Outlining his idea of America’s global leadership in the coming decades, which he said, would be of instability in the Middle-East, in Afghanistan and Pakistan, in parts of Central America, Africa and Asia, Mr. Obama said: “We can’t try to take over and rebuild every country that falls into crisis.”

Threats from evil states, not failing states

The President said threats came not from evil states, but from failing states.

“Leadership means a wise application of military power, and rallying the world behind causes that are right,” Mr. Obama said, listing the new opening with Cuba, the nuclear deal with Iran, the Trans Pacific Partnership that would limit China and establish U.S leadership in Asia as examples of his internationalism.

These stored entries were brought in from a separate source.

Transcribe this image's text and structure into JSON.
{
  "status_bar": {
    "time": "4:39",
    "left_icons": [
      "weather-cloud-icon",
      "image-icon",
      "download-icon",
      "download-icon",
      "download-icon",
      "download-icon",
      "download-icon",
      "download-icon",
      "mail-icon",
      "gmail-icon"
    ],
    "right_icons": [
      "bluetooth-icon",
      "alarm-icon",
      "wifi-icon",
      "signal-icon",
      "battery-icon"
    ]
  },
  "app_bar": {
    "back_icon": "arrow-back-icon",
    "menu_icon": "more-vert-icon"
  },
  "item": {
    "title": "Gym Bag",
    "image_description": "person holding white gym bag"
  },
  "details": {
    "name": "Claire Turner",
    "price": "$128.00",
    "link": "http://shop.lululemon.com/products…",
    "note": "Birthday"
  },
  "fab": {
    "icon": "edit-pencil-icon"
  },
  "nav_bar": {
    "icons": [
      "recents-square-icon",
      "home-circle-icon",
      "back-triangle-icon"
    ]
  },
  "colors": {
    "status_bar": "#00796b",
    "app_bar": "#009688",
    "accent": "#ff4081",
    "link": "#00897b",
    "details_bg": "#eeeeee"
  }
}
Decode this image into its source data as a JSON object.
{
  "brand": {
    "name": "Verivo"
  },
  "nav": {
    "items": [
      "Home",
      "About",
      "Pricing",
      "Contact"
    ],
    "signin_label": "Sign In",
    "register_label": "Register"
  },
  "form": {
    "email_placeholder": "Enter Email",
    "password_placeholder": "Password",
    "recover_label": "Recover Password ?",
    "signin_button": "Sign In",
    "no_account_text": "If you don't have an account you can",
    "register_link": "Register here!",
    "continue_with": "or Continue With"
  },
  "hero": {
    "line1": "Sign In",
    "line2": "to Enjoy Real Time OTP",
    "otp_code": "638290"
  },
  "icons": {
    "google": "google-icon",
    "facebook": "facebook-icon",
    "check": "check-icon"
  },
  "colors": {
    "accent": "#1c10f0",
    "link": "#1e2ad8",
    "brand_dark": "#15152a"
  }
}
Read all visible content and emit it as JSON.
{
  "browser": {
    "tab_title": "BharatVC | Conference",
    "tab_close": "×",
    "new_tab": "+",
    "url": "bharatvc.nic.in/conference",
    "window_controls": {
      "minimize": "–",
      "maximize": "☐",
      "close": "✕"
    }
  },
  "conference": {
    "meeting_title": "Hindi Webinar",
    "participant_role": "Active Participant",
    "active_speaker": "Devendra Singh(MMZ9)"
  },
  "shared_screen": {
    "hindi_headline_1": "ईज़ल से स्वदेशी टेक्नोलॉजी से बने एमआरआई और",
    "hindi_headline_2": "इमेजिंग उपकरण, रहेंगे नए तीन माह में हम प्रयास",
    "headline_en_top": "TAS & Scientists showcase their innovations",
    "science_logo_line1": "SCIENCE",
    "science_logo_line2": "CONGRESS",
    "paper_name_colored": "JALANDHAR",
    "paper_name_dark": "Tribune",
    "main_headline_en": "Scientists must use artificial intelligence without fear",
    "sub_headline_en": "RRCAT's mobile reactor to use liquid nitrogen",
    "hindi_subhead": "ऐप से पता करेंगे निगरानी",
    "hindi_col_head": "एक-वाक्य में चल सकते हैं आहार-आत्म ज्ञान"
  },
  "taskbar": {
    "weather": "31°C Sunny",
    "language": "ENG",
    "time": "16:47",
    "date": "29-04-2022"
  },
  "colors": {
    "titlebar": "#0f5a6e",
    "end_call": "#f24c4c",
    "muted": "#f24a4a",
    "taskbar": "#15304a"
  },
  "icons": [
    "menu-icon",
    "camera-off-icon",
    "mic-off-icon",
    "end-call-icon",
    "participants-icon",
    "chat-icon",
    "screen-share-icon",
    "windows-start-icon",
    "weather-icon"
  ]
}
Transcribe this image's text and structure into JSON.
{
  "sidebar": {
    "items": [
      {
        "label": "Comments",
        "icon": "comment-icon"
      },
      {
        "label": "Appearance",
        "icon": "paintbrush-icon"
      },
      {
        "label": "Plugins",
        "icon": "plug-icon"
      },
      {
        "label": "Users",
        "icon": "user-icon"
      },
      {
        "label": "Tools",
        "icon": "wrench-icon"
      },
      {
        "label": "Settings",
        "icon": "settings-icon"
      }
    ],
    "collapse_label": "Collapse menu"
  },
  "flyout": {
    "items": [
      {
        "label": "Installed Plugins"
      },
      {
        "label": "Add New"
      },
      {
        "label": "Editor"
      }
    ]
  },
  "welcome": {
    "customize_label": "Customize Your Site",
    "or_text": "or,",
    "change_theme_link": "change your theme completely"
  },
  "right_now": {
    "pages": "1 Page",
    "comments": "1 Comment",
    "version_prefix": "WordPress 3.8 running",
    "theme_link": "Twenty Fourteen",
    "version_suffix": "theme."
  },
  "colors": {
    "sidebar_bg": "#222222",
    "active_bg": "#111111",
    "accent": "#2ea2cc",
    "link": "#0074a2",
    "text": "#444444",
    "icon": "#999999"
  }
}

Mr. Obama said for the American leadership to sustain, the country had to fix its internal politics.

Regrets hostile campaign

In a reference to the generally hostile nature of the Republican-Democratic relations and more specifically to the ongoing election campaign, the President said it was one of the few regrets of his Presidency “that the rancor and suspicion between the parties has gotten worse instead of better.” “Our public life withers when only the most extreme voices get attention,” he said.